Percaya atau Tidak

58 2 0
                                    

"Loh jihan?! Kamu ngapain pake baju sekolah?" tanya Kak Indra ketika melihatku turun tangga dengan semangat.

"Ke sekolah lah, ngapain lagi." ujarku membuat Kak Indra terdiam yang sepertinya ia sedang melihatku dengan melongo-longo. "Udah ah, aku lapar nih, mau sarapan dulu."

"Eh han, kamu jalan gak pake tongkat? Ntar nabrak loh." ujar Kak Indra mengambil langkah menuju padaku.

"Ngak...! Ngak perlu tongkat, aku harus biasain kaya gini kalo di sekolah..." jelasku. Drruuk langkah kaki menuruni tangga tiba-tiba melangkah langsung menuruni 2 tangga yang membuat tubuhku membungkuk ke bawah hingga akan membuat kepalaku hampir menyentuh dasar lantai.

"Eh, eh...Nah toh, kamu mending pake tongkat.
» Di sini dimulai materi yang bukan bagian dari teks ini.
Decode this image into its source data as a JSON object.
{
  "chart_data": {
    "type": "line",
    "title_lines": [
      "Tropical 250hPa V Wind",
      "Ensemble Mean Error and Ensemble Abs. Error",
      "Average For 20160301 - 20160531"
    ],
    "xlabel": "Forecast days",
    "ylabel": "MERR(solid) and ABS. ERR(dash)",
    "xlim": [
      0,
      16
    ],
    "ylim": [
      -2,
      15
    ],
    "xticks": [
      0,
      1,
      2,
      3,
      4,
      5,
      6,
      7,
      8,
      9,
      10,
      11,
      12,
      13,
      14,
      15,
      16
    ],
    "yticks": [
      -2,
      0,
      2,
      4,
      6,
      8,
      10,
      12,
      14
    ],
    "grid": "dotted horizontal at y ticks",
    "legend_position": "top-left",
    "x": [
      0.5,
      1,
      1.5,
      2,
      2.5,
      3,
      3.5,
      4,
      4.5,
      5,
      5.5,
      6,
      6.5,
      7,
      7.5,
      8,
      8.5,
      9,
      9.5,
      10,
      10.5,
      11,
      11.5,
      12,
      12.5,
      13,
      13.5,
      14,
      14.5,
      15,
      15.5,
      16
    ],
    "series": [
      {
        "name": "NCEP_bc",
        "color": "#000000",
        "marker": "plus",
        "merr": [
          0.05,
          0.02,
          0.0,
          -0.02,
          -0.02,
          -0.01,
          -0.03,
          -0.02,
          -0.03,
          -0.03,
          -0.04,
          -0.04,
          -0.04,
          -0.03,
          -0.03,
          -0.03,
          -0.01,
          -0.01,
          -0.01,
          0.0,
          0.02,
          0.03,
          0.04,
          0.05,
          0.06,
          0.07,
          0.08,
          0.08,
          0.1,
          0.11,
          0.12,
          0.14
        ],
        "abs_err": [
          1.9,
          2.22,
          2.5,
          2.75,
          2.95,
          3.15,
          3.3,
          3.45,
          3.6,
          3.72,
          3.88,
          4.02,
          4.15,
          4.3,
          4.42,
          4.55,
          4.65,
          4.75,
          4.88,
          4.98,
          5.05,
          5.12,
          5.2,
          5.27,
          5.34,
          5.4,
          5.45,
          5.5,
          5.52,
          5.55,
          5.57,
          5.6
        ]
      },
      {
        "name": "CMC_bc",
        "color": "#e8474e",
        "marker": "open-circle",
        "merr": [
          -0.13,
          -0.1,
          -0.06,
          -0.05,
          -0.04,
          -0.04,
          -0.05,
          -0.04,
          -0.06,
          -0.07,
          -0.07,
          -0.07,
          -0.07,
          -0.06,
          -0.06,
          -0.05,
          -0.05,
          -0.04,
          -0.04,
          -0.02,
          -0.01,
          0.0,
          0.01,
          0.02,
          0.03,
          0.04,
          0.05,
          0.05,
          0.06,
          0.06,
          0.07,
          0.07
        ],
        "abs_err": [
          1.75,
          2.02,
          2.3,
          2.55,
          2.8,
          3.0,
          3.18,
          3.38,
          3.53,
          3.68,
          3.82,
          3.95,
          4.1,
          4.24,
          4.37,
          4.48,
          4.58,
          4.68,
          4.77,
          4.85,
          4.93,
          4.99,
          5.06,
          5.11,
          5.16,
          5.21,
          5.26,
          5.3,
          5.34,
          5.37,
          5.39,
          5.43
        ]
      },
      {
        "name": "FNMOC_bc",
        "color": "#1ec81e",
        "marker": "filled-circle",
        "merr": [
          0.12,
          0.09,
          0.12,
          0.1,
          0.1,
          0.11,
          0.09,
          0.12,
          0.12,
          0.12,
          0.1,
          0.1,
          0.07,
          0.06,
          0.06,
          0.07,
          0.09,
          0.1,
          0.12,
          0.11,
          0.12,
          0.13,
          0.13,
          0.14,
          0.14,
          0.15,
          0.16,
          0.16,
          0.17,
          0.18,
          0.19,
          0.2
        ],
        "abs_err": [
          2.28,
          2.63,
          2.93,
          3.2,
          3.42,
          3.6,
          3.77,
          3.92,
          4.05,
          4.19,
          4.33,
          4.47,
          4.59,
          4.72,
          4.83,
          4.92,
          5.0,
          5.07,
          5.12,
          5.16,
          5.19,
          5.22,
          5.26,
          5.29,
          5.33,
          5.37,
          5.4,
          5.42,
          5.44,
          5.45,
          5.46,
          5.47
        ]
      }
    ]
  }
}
Ujar Kak Indra mendekat berusaha membuatku aman. "Lagian kamukan masih sakit, mending istirahat aja kali..."

"Gaah...aku harus belajar jalan." lanjutku ingin tidak kalah dengan Kak Indra sambil melihatkan mata molotot dan sedikit mengangkat bibir bagian kiri.

"Ngeyel baanget." ujar Kak Indra terdengar tegukkannya meminum segelas air putih dan membuat jarak pergi dari tempatku berdiri. Aku berjalan cepat dengan meraba tembok menuju ke dapur.

"Pagi semuanya...! Aku udah siap looh...aku make seragam udah bener kan...ngak ada yang kebalik...juga aku udah nyiapin buku buat hari ini..." aku memberikan senyuman lebar dengan penuh hati tanpa ada sedikit beban sekalipun.

"Kakak tuh habis kemimpi apa sih...tadi malam udah kerasukan sampai ngak pingin tidur sendiri gara-gara lihat apaan ibu ngerti, dan akhirnya pingsan. Sekarang udah bangun ngak jelas kaya gini. Kakak mending ngak sekolah dulu aja yah. Lagian, ibu juga khawatir sama keadaan kakak. Ibu aja takut lihat kakak kayak gitu." jelas ibu.

"Hah? Tadi malam aku kaya orang kerasukan? Masa sih?" tanyaku benar-benar tidak mengingat apapun.

"Lah? Kakak ngak ingat apa-apa? Ah masa?" tanya ayah berpikir yakin aku seperti menyimpan sesuatu yang tidak ingin diketahui.

"Sumpah! Aku beneran ngak inget apa-apa." ujarku semakin bingung.

"Lah terus? Terakhir kakak inget apaan dong?" tanya Aqilah mulai mengisi suasana bertanya-tanya dan terdengar remasan makanan yang dikunyahnya

"Seingetku...aku cuman nutup mata terus sampai di rumah dan tiba-tiba aku tidur aja. Ya...aku ngerasa tidur biasa dan bangun pagi kaya biasanya."

"Coba deh bu, bawa Jihan ke psikolog lagi, kayanya emang masih ada yang aneh. Terus gimana hasil pemeriksaan psikolog tadi malam?" tanya ayah.

"Sebenarnya emang agak begitu gak jelas. Menurut psikaternya kalo Jihan itu bisa ngelihat sesuatu jiwa yang gaib dikarenakan pengaruh energi yang membuat beberapa fisiknya lemah, dan bagian tubuh anggota yang paling lemah bereaksi dengan energi itu adalah matanya. Sehingga membuat Jihan mengalami kebutaan. Kalo menurut pengalaman psikaternya, Jihan bisa melihat mahluk tak kasat mata." mendengar kalimat terakhir yang ibu ucapkan membuat suasana di pagi hari itu begitu tegang. Aku benar-benar terdiam heran berpikir ini juga bisa masuk akal.

"Maksud ibu, mahluk tak kasat mata itu hantu?" tanya ayah.

"Ya...bisa dibilang begitu tapi tidak sekedar hanya hantu, beberapa mahluk seperti jin atau semacamnya. Tapi hal semacam itu terkadang disebabkan karena beberapa tekanan yang mengganggu pikiran dan menyebabkan halunisasi sehingga bisa melihat sesuatu yang tidak bisa dilihat." jelas ibu.

Mendengar penjelasan ibu semua orang yang berada di dapur begitu terhening seperti memikirkan apa maksud semua ini, sehingga menghentikan waktu mereka di pagi hari ini.

"Tapi sebenarnya itu tidak begitu jelas, masih harus mempunyai beberapa bukti dengan keyakinan psikater tersebut, beliau masih meniliti lagi hasil tes Jihan." jelas ibu membuatku semakin tidak percaya dengan keadaan diriku.